Reduce the heat to medium-low to maintain a gentle simmer. Stir consistently to prevent a skin from forming or the bottom from scorching. Cook until the water evaporates and the milk reduces to a thick, creamy paste (similar to condensed milk).
Preheat your oven to its lowest setting, ideally between 140°F (60°C) and 150°F (65°C). If using a dehydrator, set it to 135°F (57°C).
Line a baking sheet or dehydrator tray with parchment paper or a silicone mat. Spread the milk paste in a thin, even layer across the surface.
Place the tray in the oven or dehydrator.
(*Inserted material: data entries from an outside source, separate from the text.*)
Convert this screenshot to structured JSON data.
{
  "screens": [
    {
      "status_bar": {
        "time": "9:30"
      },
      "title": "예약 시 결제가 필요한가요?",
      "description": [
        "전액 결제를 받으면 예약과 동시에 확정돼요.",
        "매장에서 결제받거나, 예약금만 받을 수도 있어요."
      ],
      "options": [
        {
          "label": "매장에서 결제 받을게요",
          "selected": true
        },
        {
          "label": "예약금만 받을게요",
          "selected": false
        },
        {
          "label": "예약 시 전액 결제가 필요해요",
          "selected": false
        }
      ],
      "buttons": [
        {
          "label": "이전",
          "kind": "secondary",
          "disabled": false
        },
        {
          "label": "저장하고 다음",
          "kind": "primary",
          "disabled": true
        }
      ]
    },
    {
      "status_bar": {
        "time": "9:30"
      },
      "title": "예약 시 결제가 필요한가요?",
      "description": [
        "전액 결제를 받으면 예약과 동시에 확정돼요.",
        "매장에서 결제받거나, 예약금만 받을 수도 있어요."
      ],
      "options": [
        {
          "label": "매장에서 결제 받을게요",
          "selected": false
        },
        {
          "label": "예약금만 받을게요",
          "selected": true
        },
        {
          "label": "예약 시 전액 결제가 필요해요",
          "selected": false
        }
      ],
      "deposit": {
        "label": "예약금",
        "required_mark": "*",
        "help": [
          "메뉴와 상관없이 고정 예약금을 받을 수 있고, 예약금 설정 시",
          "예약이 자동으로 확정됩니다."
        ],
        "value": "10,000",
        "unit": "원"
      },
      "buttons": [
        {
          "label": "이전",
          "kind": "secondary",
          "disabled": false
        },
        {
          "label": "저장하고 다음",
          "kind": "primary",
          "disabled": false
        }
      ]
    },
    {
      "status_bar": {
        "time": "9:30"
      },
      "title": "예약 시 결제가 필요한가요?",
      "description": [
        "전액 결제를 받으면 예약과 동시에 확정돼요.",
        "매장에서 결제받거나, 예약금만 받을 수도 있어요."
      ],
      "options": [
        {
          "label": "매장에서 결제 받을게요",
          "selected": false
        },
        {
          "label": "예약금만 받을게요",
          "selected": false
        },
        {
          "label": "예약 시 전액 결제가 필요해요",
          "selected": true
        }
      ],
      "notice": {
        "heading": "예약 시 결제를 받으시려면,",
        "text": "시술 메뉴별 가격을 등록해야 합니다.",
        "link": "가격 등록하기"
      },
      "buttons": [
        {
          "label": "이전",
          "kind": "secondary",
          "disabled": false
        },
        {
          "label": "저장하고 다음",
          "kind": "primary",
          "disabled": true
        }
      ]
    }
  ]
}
If using an oven, prop the door open slightly with a wooden spoon to allow moisture to escape. Dry for 4 to 8 hours, checking periodically, until the paste is completely dry, brittle, and snaps easily.
Remove from the heat and let the dried milk sheet cool completely.
Break the dried milk into shards and place them into a blender, spice grinder, or food processor. Pulse until it becomes a fine powder.
Pass the powder through a fine-mesh sieve to remove any remaining large granules. Reprocess the granules if necessary.
Store in an airtight jar or container in a cool, dark place.
To reconstitute: Mix 1 part powdered milk (approx. 1/4 cup) with a small amount of cold water to form a smooth paste, then whisk in the remaining warm water (approx. 1 cup total) until dissolved.